By Jim Schutze
By Rachel Watts
By Lauren Drewes Daniels
By Anna Merlan
By Lee Escobedo
By Eric Nicholson
News turns on departed
It's remarkable how irresponsible a good journalist can become when she leaves the Dallas Morning News.
Especially if she ends up at the Wall Street Journal.
That was certainly the case with Karen Blumenthal, who quit her job as business editor at Dallas' Only Daily to join the Journal's Dallas bureau in mid-October.
Blumenthal contributed to a controversial December 9 Journal story about the state-run TexPool investment fund. Written by bond reporter Tom Vogel, the article--headlined TEXAS FACES SOME RISKS WITH FUND--noted that TexPool was "running some of the same types of risks" as the collapsed Orange County, California, fund.
The piece reported that "spooked" municipal officials, worried about the fund's practices and an unrealized $70 million loss, had already withdrawn billions from the fund during 1994.
But it was the comparison to the Orange County investment practices--in type, if not in similar scale--that produced the firestorm.

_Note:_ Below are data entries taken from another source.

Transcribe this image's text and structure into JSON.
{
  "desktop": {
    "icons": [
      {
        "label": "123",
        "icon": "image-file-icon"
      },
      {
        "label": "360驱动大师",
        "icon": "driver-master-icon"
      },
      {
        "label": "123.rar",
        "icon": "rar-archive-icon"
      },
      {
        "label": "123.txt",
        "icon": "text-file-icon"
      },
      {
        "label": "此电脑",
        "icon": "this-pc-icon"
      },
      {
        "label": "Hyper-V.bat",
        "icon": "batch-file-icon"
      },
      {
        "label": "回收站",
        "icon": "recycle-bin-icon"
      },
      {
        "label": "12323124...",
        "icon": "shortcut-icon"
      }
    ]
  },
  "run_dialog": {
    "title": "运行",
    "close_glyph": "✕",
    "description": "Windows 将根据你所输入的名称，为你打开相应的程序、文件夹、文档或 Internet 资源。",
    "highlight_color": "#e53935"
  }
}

The story was blamed for producing a run on the fund, requiring a state bailout that produced a paper loss of $55 million.
And no one blamed the business newspaper harder than the Dallas Morning News.

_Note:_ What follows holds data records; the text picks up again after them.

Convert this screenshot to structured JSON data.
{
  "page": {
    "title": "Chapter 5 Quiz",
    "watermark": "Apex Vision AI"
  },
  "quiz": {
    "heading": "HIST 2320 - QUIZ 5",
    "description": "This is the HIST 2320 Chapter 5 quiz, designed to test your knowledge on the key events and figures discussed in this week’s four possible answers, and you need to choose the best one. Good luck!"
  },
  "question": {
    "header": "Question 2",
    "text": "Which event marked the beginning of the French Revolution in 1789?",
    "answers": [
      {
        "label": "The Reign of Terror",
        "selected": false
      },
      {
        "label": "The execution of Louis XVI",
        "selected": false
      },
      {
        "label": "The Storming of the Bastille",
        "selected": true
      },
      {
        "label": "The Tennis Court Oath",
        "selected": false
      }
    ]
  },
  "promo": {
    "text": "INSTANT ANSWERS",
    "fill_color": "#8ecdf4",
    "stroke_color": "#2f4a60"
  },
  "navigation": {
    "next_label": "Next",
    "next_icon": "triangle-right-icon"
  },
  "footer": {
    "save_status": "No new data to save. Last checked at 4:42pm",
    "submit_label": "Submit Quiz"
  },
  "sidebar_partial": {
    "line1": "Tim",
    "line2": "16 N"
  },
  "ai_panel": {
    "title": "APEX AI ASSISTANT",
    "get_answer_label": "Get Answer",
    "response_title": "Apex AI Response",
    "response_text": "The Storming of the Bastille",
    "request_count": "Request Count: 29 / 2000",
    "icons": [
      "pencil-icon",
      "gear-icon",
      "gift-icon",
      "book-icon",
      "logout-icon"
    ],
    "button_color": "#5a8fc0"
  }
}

In a span of just nine days, the News produced no less than three editorials on the subject.
The first, on December 15, blamed the "panic" on the "inaccurate and exaggerated Journal article." Inaccurately insisting that TexPool "did not borrow to buy securities"--it did--the News staunchly defended the state treasurer's actions to shore up the fund.
The second editorial, four days later, was more vitriolic. Headlined "Journal coverage has exacerbated problems," the News accused the business paper of "behaving like a journalist who mugs a passer-by in an alley, writes about it, then demands a raise for having beaten the competition to the story."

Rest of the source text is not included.